Notre veuve de Carpentras n’a le droit, elle, que de conduire la Clio. Mais cette Clio peut elle aussi rouler à 200km/h en raison d’un effet de levier non contrôlé.
Le principal indicateur de risque imposé par le régulateur sur la Clio est en effet une mesure appelée Value At Risk (VAR), qui présente de nombreuses faiblesses. La VAR est censée prédire à partir d’une simulation historique sur l’année passée la perte potentielle maximum du fonds avec une probabilité de 99%.
Un indicateur extrêmement sommaire
Or une VAR est un indicateur qui peut être extrêmement sommaire et peu représentatif des risques réels du fond. Cette mesure qui sert à déterminer le capital règlementaire des banques sur leurs activités de marché a révélé ses faiblesses lors de la crise de 2008 et, depuis, les modèles de VAR ont été revus et durcis par le régulateur dans l’industrie bancaire.
Côté asset mangement, une grande flexibilité est laissée sur les modèles de VAR ; si bien que c’est le constructeur de la Clio qui décide comment construire son compteur de vitesse. Celle-ci peut par exemple rouler à 300km/h avec une jauge indiquant 110km/h ! C’est exactement ce qui s’est passé sur les fonds H2O, pour lesquels les positions prises par les gérants avaient sans doute des leviers et des risques induits sans aucune mesure avec l’ordre de grandeur de leur VAR.
Une lettre d’excuses
Les dirigeants de H2O ont envoyé une lettre à leurs clients le 17 mars, pour s’excuser des performances de leur fonds, disant espérer un rebond une fois les marchés stabilisés. Ce rebond n’aura sans doute jamais lieu, même si les marchés évoluent favorablement, car il est peu probable pour des raisons de solvabilité qu’ils aient pu conserver leur levier.

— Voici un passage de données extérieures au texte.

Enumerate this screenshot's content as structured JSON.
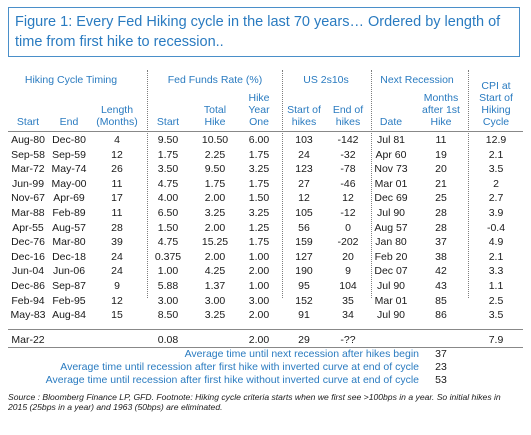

La veuve de Carpentras attend certainement bien davantage qu’une lettre d’excuses de son réseau bancaire et de Natixis Asset Management, qui n’auraient jamais dû la laisser investir dans de tels fonds
Quant au régulateur, espérons que sa prochaine mouture s’attaquera à éliminer les trous dans la raquette à conséquence « systémique » plutôt que d’ajouter de nouvelles procédures lourdes et pas forcément utiles.